The Beatles legend's widow Yoko Ono and their son Sean Lennon have been vocal about their opposition to fracking, which critics claim can poison nearby water supplies with dangerous chemicals, after hearing about plans for extraction near their home in Delaware County.
They formed their own celebrity coalition, Artists Against Fracking, in July (12) in a bid to persuade Governor Andrew Cuomo to reconsider the practice, and now Sean has stepped up his efforts by penning an op-ed piece for the New York Times.
In the article, which was published on Tuesday (28Aug12), the singer/activist recalls how he came to grow so opposed to the controversial gas drilling technique after reading more and more about the damaging effects of fracking.
He writes, "Though my father died when I was 5, I have always felt lucky to live on land he loved dearly; land in an area that is now on the verge of being destroyed.

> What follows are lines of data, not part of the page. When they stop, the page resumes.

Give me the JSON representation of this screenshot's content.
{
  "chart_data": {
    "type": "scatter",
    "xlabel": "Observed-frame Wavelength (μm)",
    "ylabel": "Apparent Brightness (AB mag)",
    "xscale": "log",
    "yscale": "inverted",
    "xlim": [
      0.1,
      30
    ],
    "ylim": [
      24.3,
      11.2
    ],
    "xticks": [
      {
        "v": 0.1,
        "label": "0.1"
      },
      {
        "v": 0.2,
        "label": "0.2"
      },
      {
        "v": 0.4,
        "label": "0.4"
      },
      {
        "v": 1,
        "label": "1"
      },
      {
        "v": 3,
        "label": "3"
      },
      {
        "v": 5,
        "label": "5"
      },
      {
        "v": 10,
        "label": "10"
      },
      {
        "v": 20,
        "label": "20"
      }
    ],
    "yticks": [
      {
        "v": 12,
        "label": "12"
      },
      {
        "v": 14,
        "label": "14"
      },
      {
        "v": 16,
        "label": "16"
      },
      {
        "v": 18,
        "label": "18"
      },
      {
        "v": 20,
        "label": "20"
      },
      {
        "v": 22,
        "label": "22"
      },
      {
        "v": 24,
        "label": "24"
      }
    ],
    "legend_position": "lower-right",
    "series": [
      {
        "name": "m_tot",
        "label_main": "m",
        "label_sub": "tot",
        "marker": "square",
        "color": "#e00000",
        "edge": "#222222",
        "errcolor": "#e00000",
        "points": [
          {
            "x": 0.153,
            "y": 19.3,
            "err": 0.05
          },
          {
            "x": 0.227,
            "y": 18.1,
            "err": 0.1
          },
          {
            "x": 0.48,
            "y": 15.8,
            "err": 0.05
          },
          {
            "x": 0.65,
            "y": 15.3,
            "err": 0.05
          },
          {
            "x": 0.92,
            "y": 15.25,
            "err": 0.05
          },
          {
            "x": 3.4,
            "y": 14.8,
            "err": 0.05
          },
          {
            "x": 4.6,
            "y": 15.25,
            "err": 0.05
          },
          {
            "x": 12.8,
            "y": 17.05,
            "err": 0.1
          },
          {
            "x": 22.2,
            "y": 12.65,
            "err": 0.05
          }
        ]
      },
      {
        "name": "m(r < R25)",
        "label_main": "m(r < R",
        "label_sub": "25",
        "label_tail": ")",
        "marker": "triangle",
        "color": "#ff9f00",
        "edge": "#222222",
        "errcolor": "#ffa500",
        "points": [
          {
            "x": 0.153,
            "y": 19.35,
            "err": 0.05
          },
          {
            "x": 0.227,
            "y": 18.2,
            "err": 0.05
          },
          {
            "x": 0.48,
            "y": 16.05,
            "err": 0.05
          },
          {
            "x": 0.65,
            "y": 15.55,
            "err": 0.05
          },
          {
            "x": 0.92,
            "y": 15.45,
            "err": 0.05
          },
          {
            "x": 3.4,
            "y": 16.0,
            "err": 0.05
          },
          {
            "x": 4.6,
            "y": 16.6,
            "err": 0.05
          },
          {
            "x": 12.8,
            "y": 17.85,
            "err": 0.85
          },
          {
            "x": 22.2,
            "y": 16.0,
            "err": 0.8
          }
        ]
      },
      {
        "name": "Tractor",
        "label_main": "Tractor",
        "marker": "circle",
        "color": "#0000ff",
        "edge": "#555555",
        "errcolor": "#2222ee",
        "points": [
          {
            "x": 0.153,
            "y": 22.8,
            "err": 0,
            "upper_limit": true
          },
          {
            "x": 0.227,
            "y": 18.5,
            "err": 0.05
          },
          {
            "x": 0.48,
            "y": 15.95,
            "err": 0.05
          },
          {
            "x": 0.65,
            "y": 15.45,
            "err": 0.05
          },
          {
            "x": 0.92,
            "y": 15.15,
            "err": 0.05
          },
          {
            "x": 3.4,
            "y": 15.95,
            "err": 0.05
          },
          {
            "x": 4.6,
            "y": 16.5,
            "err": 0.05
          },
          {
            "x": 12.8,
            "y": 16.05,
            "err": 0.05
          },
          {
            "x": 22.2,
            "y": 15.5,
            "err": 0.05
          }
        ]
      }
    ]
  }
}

"When the gas companies showed up in our backyard, I felt I needed to do some research. I looked into Pennsylvania, where hundreds of families have been left with ruined drinking water, toxic fumes in the air, industrialized landscapes, thousands of trucks and new roads crosshatching the wilderness, and a devastating and irreversible decline in property value.
"Natural gas has been sold as clean energy. But when the gas comes from fracturing bedrock with about five million gallons of toxic water per well, the word 'clean' takes on a disturbingly Orwellian tone. Don't be fooled. Fracking for shale gas is in truth dirty energy. It inevitably leaks toxic chemicals into the air and water...
"My father could have chosen to live anywhere. I suspect he chose to live here because being a New Yorker is not about class, race or even nationality; it's about loving New York. Even the United States Geological Survey has said New York's draft plan fails to protect drinking water supplies, and has also acknowledged the likely link between hydraulic fracturing and recent earthquakes in the Midwest.
"Surely the voice of the 'sensible center' would ask to stop all hydraulic fracturing so that our water, our lives and our planet could be protected and preserved for generations to come."